The application will also have at least two "side views". These side views may or may not themselves be driven by PDF files. That is part of what I am trying to figure out.
The main PDF will contain some hidden buttons which cause the side view to show certain things. For example, there might be a button over the name "Lincoln" that brings up a side view about Abe Lincoln, another one over the name "Washington" that brings up a side view about George Washington, and so on. The creation of these hidden buttons should be driven by data in the main PDF. I'm thinking this means annotations.
Two questions:
1) Is there one type of annotation that I might prefer over another? Options I can see include actions, URIs, and maybe links -- but the last one could be complicated by the numerous internal links within the PDF.
2) Should I use PDFs for the side views? What are the arguments, pro and con?
Considerations:
A) Ease of moving the app to other platforms later
B) Pirating.
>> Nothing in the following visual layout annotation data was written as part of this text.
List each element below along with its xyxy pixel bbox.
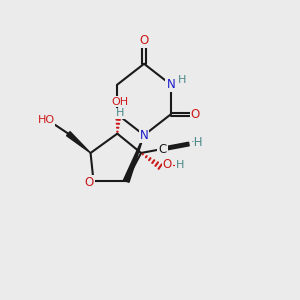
Text: N: N xyxy=(140,129,148,142)
Text: C: C xyxy=(158,142,166,156)
Text: O: O xyxy=(140,34,149,47)
Text: H: H xyxy=(176,160,184,170)
Text: OH: OH xyxy=(112,97,129,106)
Polygon shape xyxy=(67,132,91,153)
Text: H: H xyxy=(116,108,124,118)
Text: HO: HO xyxy=(38,115,55,125)
Text: O: O xyxy=(191,108,200,121)
Text: O: O xyxy=(84,176,94,189)
Text: H: H xyxy=(178,75,186,85)
Polygon shape xyxy=(124,135,144,182)
Text: ·H: ·H xyxy=(191,136,203,149)
Text: N: N xyxy=(167,78,175,91)
Text: O: O xyxy=(163,158,172,171)
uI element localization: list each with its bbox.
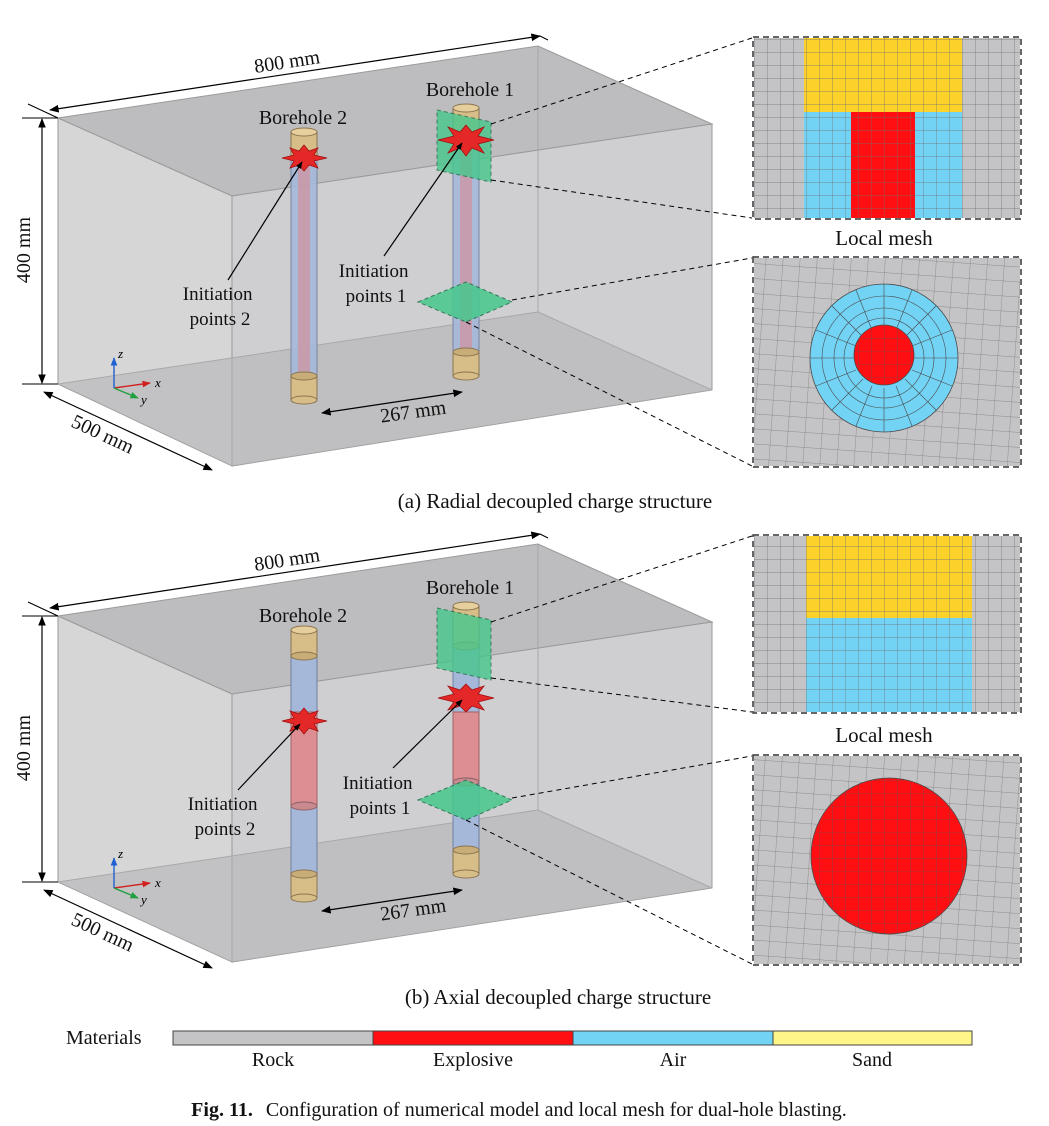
- height-label: 400 mm: [13, 217, 35, 284]
- borehole-2-label: Borehole 2: [259, 107, 347, 129]
- horizontal-section-patch: [416, 281, 514, 323]
- depth-dimension: [43, 391, 213, 471]
- initiation-point-1-star: [437, 124, 495, 157]
- local-mesh-horizontal-b: [754, 756, 1020, 964]
- legend-title: Materials: [66, 1027, 142, 1049]
- figure-number: Fig. 11.: [191, 1099, 253, 1121]
- depth-dimension: [43, 889, 213, 969]
- svg-text:x: x: [154, 375, 161, 390]
- panel-a: 800 mm 400 mm 500 mm 267 mm Borehole 2 B…: [13, 33, 1022, 513]
- panel-b-caption: (b) Axial decoupled charge structure: [405, 985, 711, 1009]
- width-dimension: [49, 33, 541, 113]
- axis-triad: x y z: [110, 846, 161, 907]
- vertical-section-patch: [436, 607, 492, 681]
- rock-block-3d: [56, 543, 714, 963]
- legend-label-explosive: Explosive: [433, 1049, 513, 1071]
- borehole-2: [290, 625, 318, 903]
- depth-label: 500 mm: [68, 411, 138, 459]
- initiation-point-2-star: [281, 707, 328, 735]
- figure-caption: Fig. 11. Configuration of numerical mode…: [191, 1099, 847, 1121]
- svg-text:y: y: [139, 892, 147, 907]
- legend-swatch-sand: [772, 1030, 973, 1046]
- borehole-2: [290, 127, 318, 405]
- initiation-points-1-label: Initiation points 1: [339, 261, 413, 307]
- local-mesh-label: Local mesh: [835, 226, 933, 250]
- height-label: 400 mm: [13, 715, 35, 782]
- svg-text:y: y: [139, 392, 147, 407]
- initiation-points-1-label: Initiation points 1: [343, 773, 417, 819]
- local-mesh-vertical-b: [754, 536, 1020, 712]
- legend-label-air: Air: [660, 1049, 687, 1071]
- legend-swatch-explosive: [372, 1030, 574, 1046]
- svg-text:x: x: [154, 875, 161, 890]
- panel-a-caption: (a) Radial decoupled charge structure: [398, 489, 712, 513]
- panel-b: 800 mm 400 mm 500 mm 267 mm Borehole 2 B…: [13, 531, 1022, 1009]
- borehole-1-label: Borehole 1: [426, 79, 514, 101]
- legend-swatch-air: [572, 1030, 774, 1046]
- horizontal-section-patch: [416, 779, 514, 821]
- legend-label-sand: Sand: [852, 1049, 892, 1071]
- spacing-dimension: [321, 887, 463, 914]
- svg-text:z: z: [117, 846, 123, 861]
- initiation-point-1-star: [437, 683, 495, 713]
- local-mesh-vertical-a: [754, 38, 1020, 218]
- borehole-1-label: Borehole 1: [426, 577, 514, 599]
- depth-label: 500 mm: [68, 909, 138, 957]
- initiation-point-2-star: [281, 144, 328, 172]
- borehole-2-label: Borehole 2: [259, 605, 347, 627]
- legend-label-rock: Rock: [252, 1049, 294, 1071]
- legend-swatch-rock: [172, 1030, 374, 1046]
- local-mesh-label: Local mesh: [835, 723, 933, 747]
- materials-legend: Materials Rock Explosive Air Sand: [66, 1027, 973, 1071]
- spacing-dimension: [321, 389, 463, 416]
- width-label: 800 mm: [253, 544, 322, 576]
- initiation-points-2-label: Initiation points 2: [183, 284, 257, 330]
- figure-caption-text: Configuration of numerical model and loc…: [266, 1099, 847, 1121]
- width-dimension: [49, 531, 541, 611]
- svg-text:z: z: [117, 346, 123, 361]
- width-label: 800 mm: [253, 46, 322, 78]
- initiation-points-2-label: Initiation points 2: [188, 794, 262, 840]
- axis-triad: x y z: [110, 346, 161, 407]
- local-mesh-horizontal-a: [754, 258, 1020, 466]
I would prefer that someone who got my PDFs not be able to reproduce the app without some work.
EDIT: answering the questions posed in an answer:
By "action", I mean "PDF action". See section 12.6 of the [http://www.adobe.com/devnet/pdf/pdf_reference.html](PDF specification).
The main view is a PDF because that's the format the content author is comfortable creating. But since this PDF will be embedded in the app, I have to assume that it could escape "into the wild".